オーバーライドとは同じ名前のメソッドで複数の振る舞いをすることだと前の記事で書いた。オーバーライドを使うことで、クラスの役割を分離(関与を分離)し、簡明で変化に強いプログラムを作ることができると述べた。今回、スーパークラスの型で宣言した変数をサブクラスでnewすることによって、サブクラスのインスタンスを作る。こうして作ったインスタンスとオーバーライドの技術を組み合わせることでさらに変化に強いプログラムを作成する子ができる。
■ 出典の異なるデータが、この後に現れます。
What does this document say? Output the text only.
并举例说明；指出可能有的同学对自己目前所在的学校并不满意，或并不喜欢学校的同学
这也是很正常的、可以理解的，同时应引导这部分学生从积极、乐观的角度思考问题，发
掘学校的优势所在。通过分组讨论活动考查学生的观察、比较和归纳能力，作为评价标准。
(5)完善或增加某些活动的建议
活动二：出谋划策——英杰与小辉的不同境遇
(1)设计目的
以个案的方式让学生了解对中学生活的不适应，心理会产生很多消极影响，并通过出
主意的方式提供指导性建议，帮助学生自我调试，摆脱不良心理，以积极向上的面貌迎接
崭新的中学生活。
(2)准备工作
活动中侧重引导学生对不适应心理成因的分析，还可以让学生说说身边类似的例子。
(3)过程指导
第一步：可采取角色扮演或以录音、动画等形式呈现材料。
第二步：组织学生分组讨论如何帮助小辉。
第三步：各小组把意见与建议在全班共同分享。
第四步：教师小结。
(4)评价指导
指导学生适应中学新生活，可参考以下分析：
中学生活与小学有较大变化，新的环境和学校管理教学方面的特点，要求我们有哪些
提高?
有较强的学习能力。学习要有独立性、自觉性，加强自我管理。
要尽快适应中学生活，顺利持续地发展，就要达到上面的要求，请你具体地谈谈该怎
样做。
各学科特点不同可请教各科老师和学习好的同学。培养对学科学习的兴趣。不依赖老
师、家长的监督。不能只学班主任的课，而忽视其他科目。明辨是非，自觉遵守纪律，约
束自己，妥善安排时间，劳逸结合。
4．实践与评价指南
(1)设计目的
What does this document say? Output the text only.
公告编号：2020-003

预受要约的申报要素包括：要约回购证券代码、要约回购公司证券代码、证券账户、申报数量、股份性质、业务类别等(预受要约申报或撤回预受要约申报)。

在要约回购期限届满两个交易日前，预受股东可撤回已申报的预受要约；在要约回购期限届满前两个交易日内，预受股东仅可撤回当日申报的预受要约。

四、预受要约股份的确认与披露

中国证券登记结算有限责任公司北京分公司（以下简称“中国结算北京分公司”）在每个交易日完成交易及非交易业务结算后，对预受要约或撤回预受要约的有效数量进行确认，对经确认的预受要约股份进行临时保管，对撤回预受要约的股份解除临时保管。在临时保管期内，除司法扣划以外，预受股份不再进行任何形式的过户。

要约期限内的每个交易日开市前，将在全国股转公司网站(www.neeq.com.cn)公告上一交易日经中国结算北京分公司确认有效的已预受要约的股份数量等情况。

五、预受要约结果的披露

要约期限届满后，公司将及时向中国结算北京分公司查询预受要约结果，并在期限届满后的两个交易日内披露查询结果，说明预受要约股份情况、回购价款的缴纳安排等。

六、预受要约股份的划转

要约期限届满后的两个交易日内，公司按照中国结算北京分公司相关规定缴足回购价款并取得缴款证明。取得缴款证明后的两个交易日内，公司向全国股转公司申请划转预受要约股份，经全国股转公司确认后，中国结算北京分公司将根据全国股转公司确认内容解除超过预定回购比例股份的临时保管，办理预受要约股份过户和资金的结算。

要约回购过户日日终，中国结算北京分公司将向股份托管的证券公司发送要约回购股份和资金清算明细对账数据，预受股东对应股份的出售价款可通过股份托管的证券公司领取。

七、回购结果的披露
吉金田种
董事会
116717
こういった技術はjavaの多様性(ポリモーフィズム)を色濃く反映している。
以下に例を示す。
Person[] p = new Person[3];
p[0] = new Person("田中" , 27);
p[1] = new Student("山田" , 20 , 3);
p[2] = new Person("佐藤" , 34);
for(int i=0 ; i < p.length ; i++){
p[i].display();
System.out.println("");
}
実行結果
氏名:田中 年齢:27
氏名:山田 年齢:20 学年:3
氏名:佐藤 年齢:34
p[1]はPerson型の変数だが、Studentクラスでnewされているため、Studentクラスのインスタンスとして扱われる。
ここでは書いていないが、StudentクラスはPersonクラスのサブクラスであり、そのメンバーにはdisplayをオーバーライドしている。これにより、displayメソッド内のplint文は学年を表示するか否かには全く関与せず、結果として学年を表示している。このことは、オーバーライドと継承をうまく組み合わせてポリモーフィズムを実現していることを示している。